Di Jerumbun, Akar Bruta dan Limbah Ulin jadi Kerajinan Tangan Bernilai Ekonomi

Oleh : Siti Aisyah Pratiwi

Ia sering dipandang sebelah mata. Sepintas lalu, ia memang terlihat seperti semak belukar tak berguna. Tapi, tumbuhan jenis paku-pakuan (Dicranopteris curranii) ini bisa mempunyai nilai ekonomi bagus setelah diolah menjadi kerajinan tangan. Masyarakat lokal di Kabupaten Kotawaringin Barat, Kalimantan Tengah, menyebut tumbuhan ini bruta.

Saya ke Jerumbun, kawasan konservasi hutan FNPF (Friends of the National Park Foundation), di Desa Sekonyer, menjumpai banyak bruta. Ia ada di sepanjang jalan setapak, di bagian lahan yang terbuka terhadap sinar matahari. Di lokasi bekas tambang emas ilegal, yang masih minim tutupan tegakan pohonnya, bruta juga banyak tumbuh. 

Staf FNPF di Jerumbun tahu cara memanfaatkan bruta itu menjadi kerajinan tangan. Dari tangan terampil seperti Devin (24), Hendri (48), keduanya staf FNPF di Jerumbun, bruta bisa berubah menjadi anyaman berupa cincin atau gelang. Hasil olah tangan mereka, terpampang di etalase produk kerajinan di ruang makan tamu Jerumbun.

Tentu, tidak sembarang bruta bisa diolah menjadi kerajinan tangan. “Yang pasti kita harus ke hutan dulu mencari brutanya. Setelah itu kita jemur, baru dianyam,” ujar Devin.

Lana (30), staf FNPF lainnya memberi contoh bruta yang layak dijadikan kerajinan tangan. Ia mencarinya hingga ke tengah-tengah kumpulan semak. Ia pilih batang-batang bruta yang panjang dan besar. Bahan-bahan pilihan ini, kemudian dijemur dulu. Setelahnya baru dikupas bagian luarnya untuk memperoleh bagian serat inti bruta yang kokoh, tapi selentur tali. Inilah kemudian bahan yang bisa dianyam. 

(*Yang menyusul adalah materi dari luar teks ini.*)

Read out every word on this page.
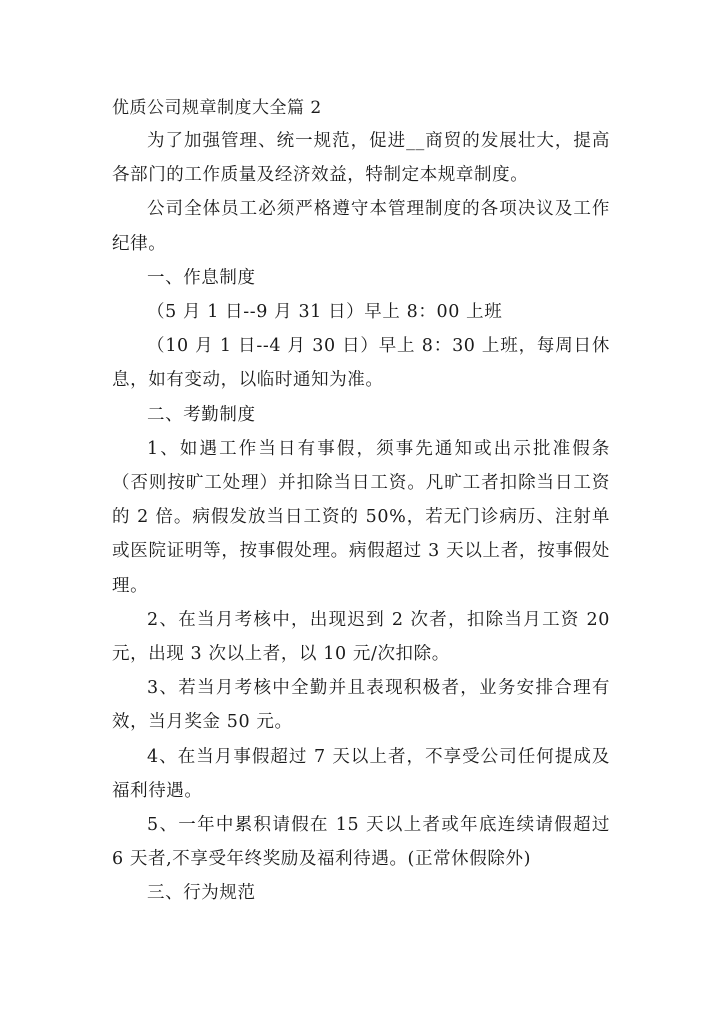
优质公司规章制度大全篇 2

为了加强管理、统一规范，促进__商贸的发展壮大，提高各部门的工作质量及经济效益，特制定本规章制度。

公司全体员工必须严格遵守本管理制度的各项决议及工作纪律。

一、作息制度

（5 月 1 日--9 月 31 日）早上 8：00 上班

（10 月 1 日--4 月 30 日）早上 8：30 上班，每周日休息，如有变动，以临时通知为准。

二、考勤制度

1、如遇工作当日有事假，须事先通知或出示批准假条（否则按旷工处理）并扣除当日工资。凡旷工者扣除当日工资的 2 倍。病假发放当日工资的 50%，若无门诊病历、注射单或医院证明等，按事假处理。病假超过 3 天以上者，按事假处理。

2、在当月考核中，出现迟到 2 次者，扣除当月工资 20 元，出现 3 次以上者，以 10 元/次扣除。

3、若当月考核中全勤并且表现积极者，业务安排合理有效，当月奖金 50 元。

4、在当月事假超过 7 天以上者，不享受公司任何提成及福利待遇。

5、一年中累积请假在 15 天以上者或年底连续请假超过 6 天者,不享受年终奖励及福利待遇。(正常休假除外)

三、行为规范
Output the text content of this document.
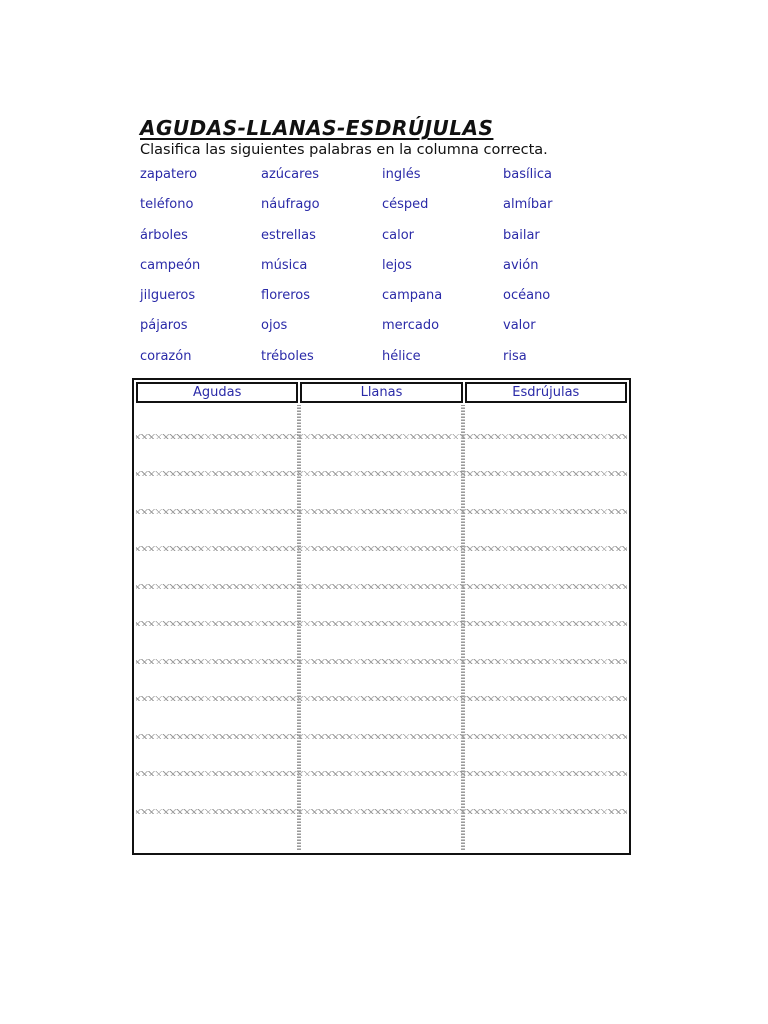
AGUDAS-LLANAS-ESDRÚJULAS
Clasifica las siguientes palabras en la columna correcta.
zapatero	azúcares	inglés	basílica
teléfono	náufrago	césped	almíbar
árboles	estrellas	calor	bailar
campeón	música	lejos	avión
jilgueros	floreros	campana	océano
pájaros	ojos	mercado	valor
corazón	tréboles	hélice	risa
Agudas	Llanas	Esdrújulas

Meski biasa bekerja fisik di lapangan, Devin juga bisa bekerja dengan teliti dan sabar saat menganyam bruta menjadi gelang dan cincin. Jemarinya lincah, tapi presisi dalam merajut anyaman. Hasilnya, sebuah cincin dan gelang bruta berwarna coklat dengan anyaman rapat tersaji. 

Manajer FNPF, Samsu (40),  menceritakan, kerajinan tangan bruta ini inspirasnya datang dari kebiasaan masyarakat adat Dayak di Kotawaringin Barat. Biasanya mereka membuat anyaman simpai (gagang) parang secara sederhana. 

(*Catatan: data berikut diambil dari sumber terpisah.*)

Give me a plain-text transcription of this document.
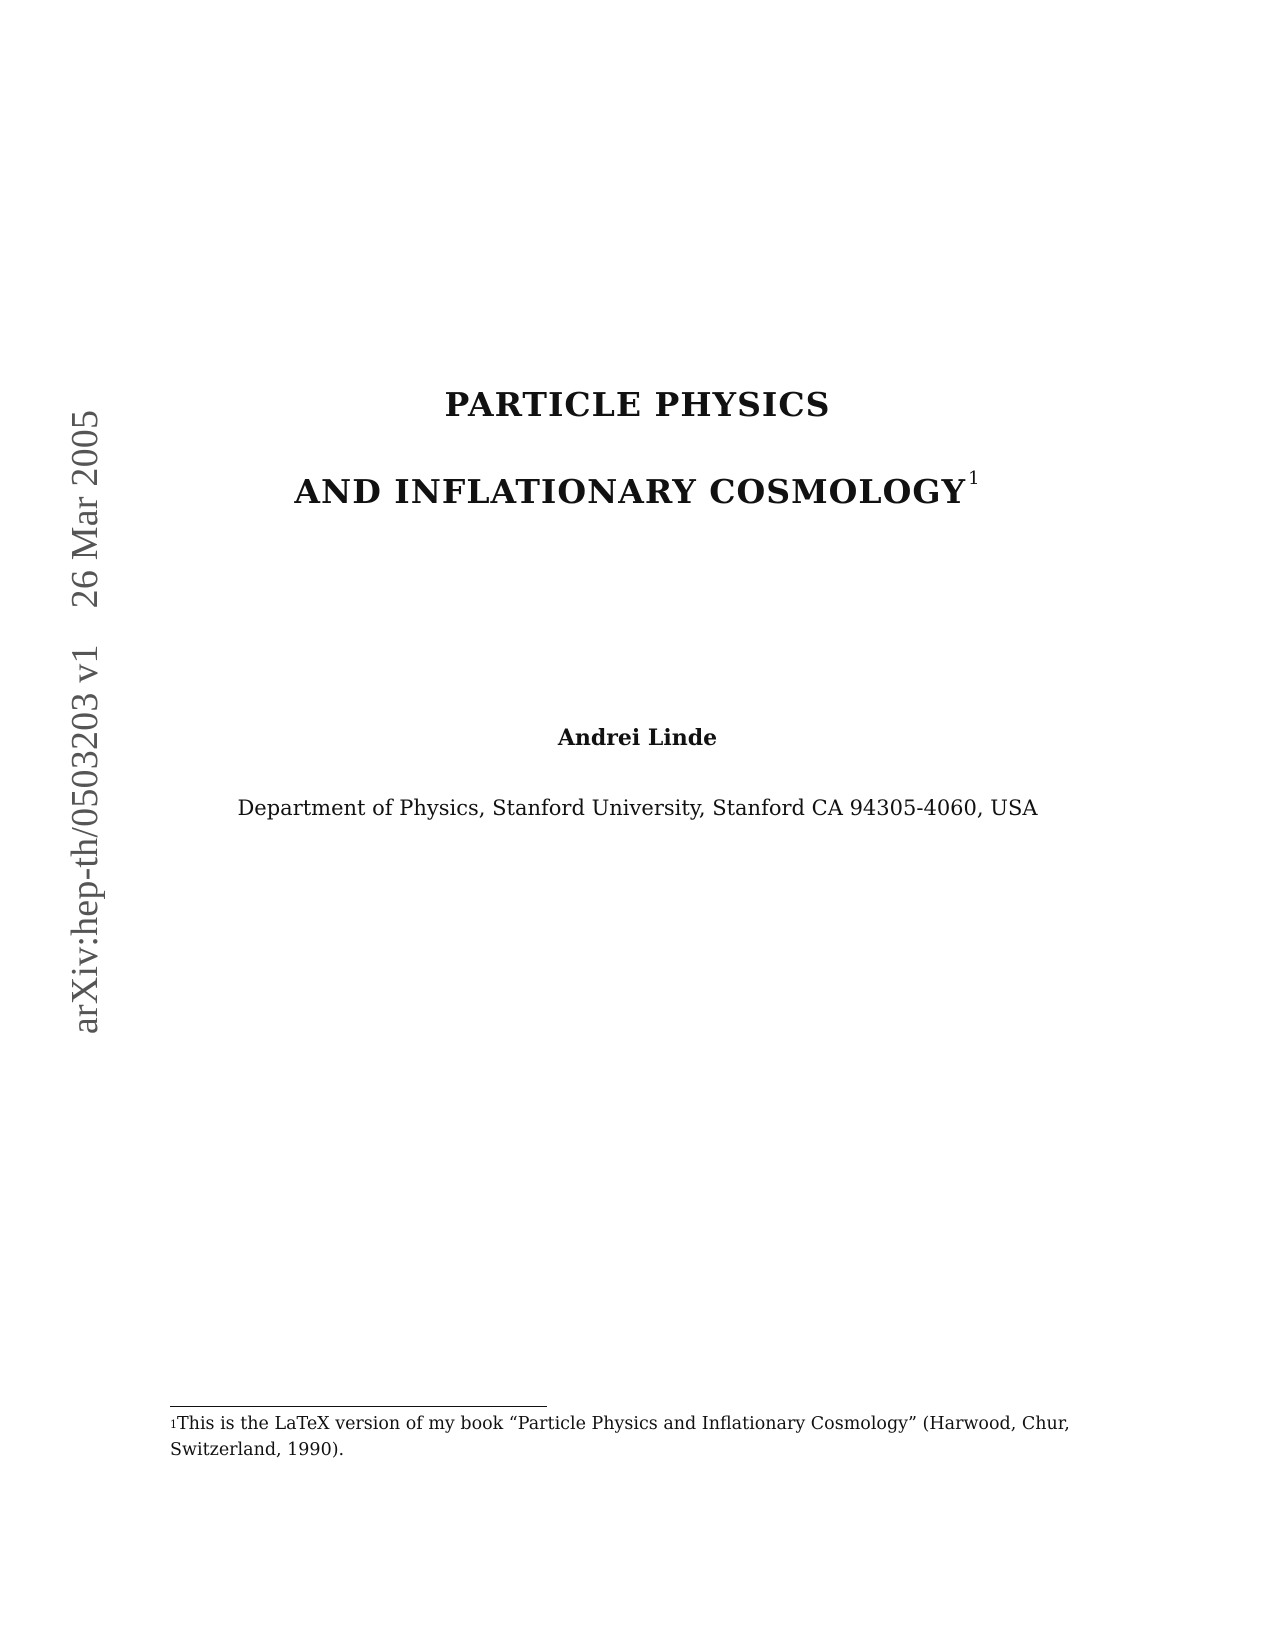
arXiv:hep-th/0503203 v126 Mar 2005
PARTICLE PHYSICS
AND INFLATIONARY COSMOLOGY $^1$
Andrei Linde
Department of Physics, Stanford University, Stanford CA 94305-4060, USA
$^1$This is the LaTeX version of my book “Particle Physics and Inflationary Cosmology” (Harwood, Chur, Switzerland, 1990).
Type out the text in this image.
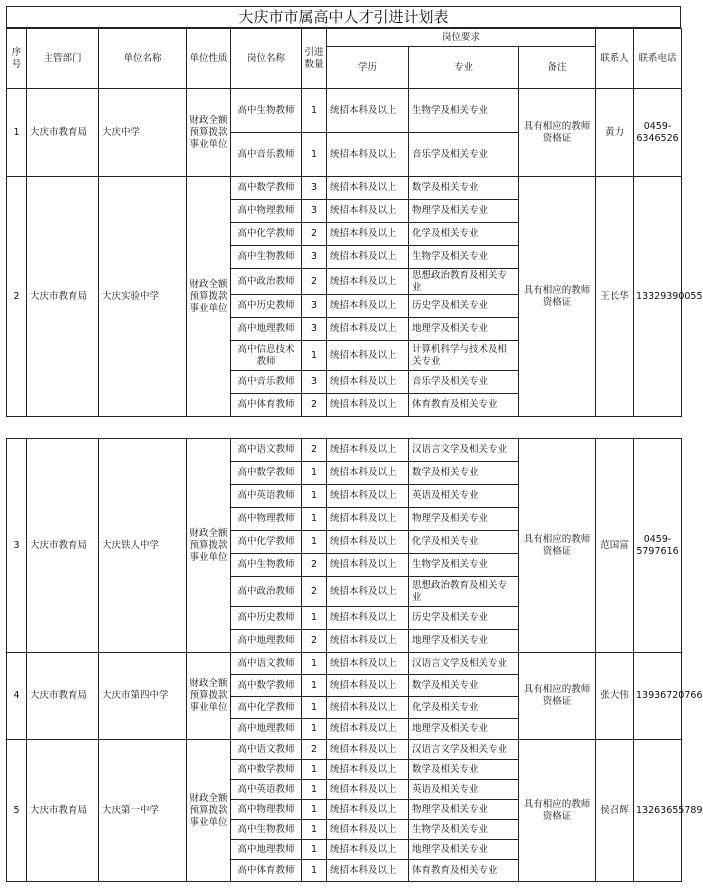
大庆市市属高中人才引进计划表
序号	主管部门	单位名称	单位性质	岗位名称	引进数量	岗位要求			联系人	联系电话
						学历	专业	备注		
1	大庆市教育局	大庆中学	财政全额预算拨款事业单位	高中生物教师	1	统招本科及以上	生物学及相关专业	具有相应的教师资格证	黄力	0459-6346526
				高中音乐教师	1	统招本科及以上	音乐学及相关专业			
2	大庆市教育局	大庆实验中学	财政全额预算拨款事业单位	高中数学教师	3	统招本科及以上	数学及相关专业	具有相应的教师资格证	王长华	13329390055
				高中物理教师	3	统招本科及以上	物理学及相关专业			
				高中化学教师	2	统招本科及以上	化学及相关专业			
				高中生物教师	3	统招本科及以上	生物学及相关专业			
				高中政治教师	2	统招本科及以上	思想政治教育及相关专业			
				高中历史教师	3	统招本科及以上	历史学及相关专业			
				高中地理教师	3	统招本科及以上	地理学及相关专业			
				高中信息技术教师	1	统招本科及以上	计算机科学与技术及相关专业			
				高中音乐教师	3	统招本科及以上	音乐学及相关专业			
				高中体育教师	2	统招本科及以上	体育教育及相关专业			
3	大庆市教育局	大庆铁人中学	财政全额预算拨款事业单位	高中语文教师	2	统招本科及以上	汉语言文学及相关专业	具有相应的教师资格证	范国富	0459-5797616
				高中数学教师	1	统招本科及以上	数学及相关专业			
				高中英语教师	1	统招本科及以上	英语及相关专业			
				高中物理教师	1	统招本科及以上	物理学及相关专业			
				高中化学教师	1	统招本科及以上	化学及相关专业			
				高中生物教师	2	统招本科及以上	生物学及相关专业			
				高中政治教师	2	统招本科及以上	思想政治教育及相关专业			
				高中历史教师	1	统招本科及以上	历史学及相关专业			
				高中地理教师	2	统招本科及以上	地理学及相关专业			
4	大庆市教育局	大庆市第四中学	财政全额预算拨款事业单位	高中语文教师	1	统招本科及以上	汉语言文学及相关专业	具有相应的教师资格证	张大伟	13936720766
				高中数学教师	1	统招本科及以上	数学及相关专业			
				高中化学教师	1	统招本科及以上	化学及相关专业			
				高中地理教师	1	统招本科及以上	地理学及相关专业			
5	大庆市教育局	大庆第一中学	财政全额预算拨款事业单位	高中语文教师	2	统招本科及以上	汉语言文学及相关专业	具有相应的教师资格证	侯召辉	13263655789
				高中数学教师	1	统招本科及以上	数学及相关专业			
				高中英语教师	1	统招本科及以上	英语及相关专业			
				高中物理教师	1	统招本科及以上	物理学及相关专业			
				高中生物教师	1	统招本科及以上	生物学及相关专业			
				高中地理教师	1	统招本科及以上	地理学及相关专业			
				高中体育教师	1	统招本科及以上	体育教育及相关专业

Ia bilang, orang yang pertama kali membawa ide kerajinan tangan ini bernama Kusnadi. Sosok yang dikenal dengan panggilan Oteh Ikus ini mula-mula memperkenalkan kerajinan tangan bruta pada warga yang tinggal di Tanjung Harapan, Desa Sekonyer. Karena orang-orang Sekonyer di Tanjung Harapan banyak yang bekerja di FNPF, keterampilan ini pun ikut menetap di Jerumbun. 

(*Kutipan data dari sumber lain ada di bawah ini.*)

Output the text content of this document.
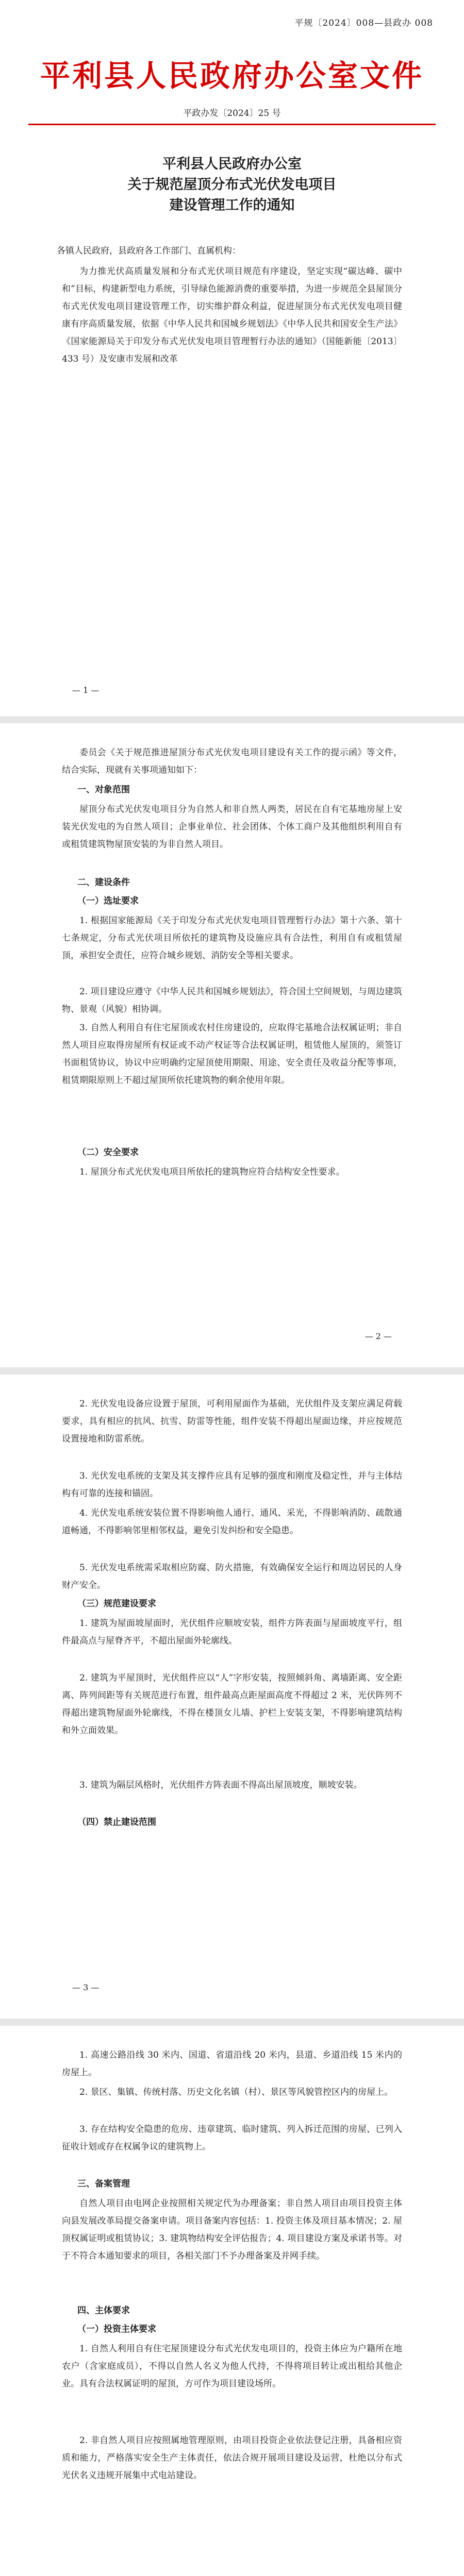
平规〔2024〕008—县政办 008
平利县人民政府办公室文件
平政办发〔2024〕25 号
平利县人民政府办公室
关于规范屋顶分布式光伏发电项目
建设管理工作的通知

各镇人民政府，县政府各工作部门、直属机构：

为力推光伏高质量发展和分布式光伏项目规范有序建设，坚定实现“碳达峰、碳中和”目标，构建新型电力系统，引导绿色能源消费的重要举措，为进一步规范全县屋顶分布式光伏发电项目建设管理工作，切实维护群众利益，促进屋顶分布式光伏发电项目健康有序高质量发展，依据《中华人民共和国城乡规划法》《中华人民共和国安全生产法》《国家能源局关于印发分布式光伏发电项目管理暂行办法的通知》（国能新能〔2013〕433 号）及安康市发展和改革

— 1 —

委员会《关于规范推进屋顶分布式光伏发电项目建设有关工作的提示函》等文件，结合实际，现就有关事项通知如下：

一、对象范围

屋顶分布式光伏发电项目分为自然人和非自然人两类，居民在自有宅基地房屋上安装光伏发电的为自然人项目；企事业单位、社会团体、个体工商户及其他组织利用自有或租赁建筑物屋顶安装的为非自然人项目。

二、建设条件
（一）选址要求

1. 根据国家能源局《关于印发分布式光伏发电项目管理暂行办法》第十六条、第十七条规定，分布式光伏项目所依托的建筑物及设施应具有合法性，利用自有或租赁屋顶，承担安全责任，应符合城乡规划、消防安全等相关要求。

2. 项目建设应遵守《中华人民共和国城乡规划法》，符合国土空间规划，与周边建筑物、景观（风貌）相协调。

3. 自然人利用自有住宅屋顶或农村住房建设的，应取得宅基地合法权属证明；非自然人项目应取得房屋所有权证或不动产权证等合法权属证明，租赁他人屋顶的，须签订书面租赁协议，协议中应明确约定屋顶使用期限、用途、安全责任及收益分配等事项，租赁期限原则上不超过屋顶所依托建筑物的剩余使用年限。

（二）安全要求

1. 屋顶分布式光伏发电项目所依托的建筑物应符合结构安全性要求。

— 2 —

2. 光伏发电设备应设置于屋顶，可利用屋面作为基础，光伏组件及支架应满足荷载要求，具有相应的抗风、抗雪、防雷等性能，组件安装不得超出屋面边缘，并应按规范设置接地和防雷系统。

3. 光伏发电系统的支架及其支撑件应具有足够的强度和刚度及稳定性，并与主体结构有可靠的连接和锚固。

4. 光伏发电系统安装位置不得影响他人通行、通风、采光，不得影响消防、疏散通道畅通，不得影响邻里相邻权益，避免引发纠纷和安全隐患。

5. 光伏发电系统需采取相应防腐、防火措施，有效确保安全运行和周边居民的人身财产安全。

（三）规范建设要求

1. 建筑为屋面坡屋面时，光伏组件应顺坡安装，组件方阵表面与屋面坡度平行，组件最高点与屋脊齐平，不超出屋面外轮廓线。

2. 建筑为平屋顶时，光伏组件应以“人”字形安装，按照倾斜角、离墙距离、安全距离、阵列间距等有关规范进行布置，组件最高点距屋面高度不得超过 2 米，光伏阵列不得超出建筑物屋面外轮廓线，不得在楼顶女儿墙、护栏上安装支架，不得影响建筑结构和外立面效果。

3. 建筑为隔层风格时，光伏组件方阵表面不得高出屋顶坡度，顺坡安装。

（四）禁止建设范围
— 3 —

1. 高速公路沿线 30 米内、国道、省道沿线 20 米内，县道、乡道沿线 15 米内的房屋上。

2. 景区、集镇、传统村落、历史文化名镇（村）、景区等风貌管控区内的房屋上。

3. 存在结构安全隐患的危房、违章建筑、临时建筑、列入拆迁范围的房屋、已列入征收计划或存在权属争议的建筑物上。

三、备案管理

自然人项目由电网企业按照相关规定代为办理备案；非自然人项目由项目投资主体向县发展改革局提交备案申请。项目备案内容包括：1. 投资主体及项目基本情况；2. 屋顶权属证明或租赁协议；3. 建筑物结构安全评估报告；4. 项目建设方案及承诺书等。对于不符合本通知要求的项目，各相关部门不予办理备案及并网手续。

四、主体要求
（一）投资主体要求

1. 自然人利用自有住宅屋顶建设分布式光伏发电项目的，投资主体应为户籍所在地农户（含家庭成员），不得以自然人名义为他人代持，不得将项目转让或出租给其他企业。具有合法权属证明的屋顶，方可作为项目建设场所。

2. 非自然人项目应按照属地管理原则，由项目投资企业依法登记注册，具备相应资质和能力，严格落实安全生产主体责任，依法合规开展项目建设及运营，杜绝以分布式光伏名义违规开展集中式电站建设。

Tak hanya bruta. Sisa-sisa potongan kayu ulin pun, bisa jadi kerajinan tangan di Jerumbun. Produknya berupa gantungan kunci atau mata kalung. Yang biasa mereka bikin adalah kerajinan tangan dengan motif orangutan, ikon konservasi Tanjung Puting.

“Biasanya pahatan yang kami buat itu berbentuk wajah orangutan jantan, yang ada cheekpad-nya. Cheekpad itu bantalan di pipi orangutan jantan dewasa,” jelas Isam, sapaan hari-hari Samsu.

FNPF mulai memasarkan produk ekonomi kreatif ini pada 2017. Mereka memajangnya di etalase Jerumbun sebagai produk cendera mata yang bisa dibeli para pengunjung. Namun, menurut Hendri, mereka juga menerima pesanan. Meski begitu, target pasar utama mereka adalah pengunjung yang datang ke Jerumbun.

“Karna banyak turis yang datang, jadi harganya lumayanlah,” kata Hendri. 

Ia menyebutkan harga jual produk mereka antara Rp30 ribu sampai Rp100 ribu.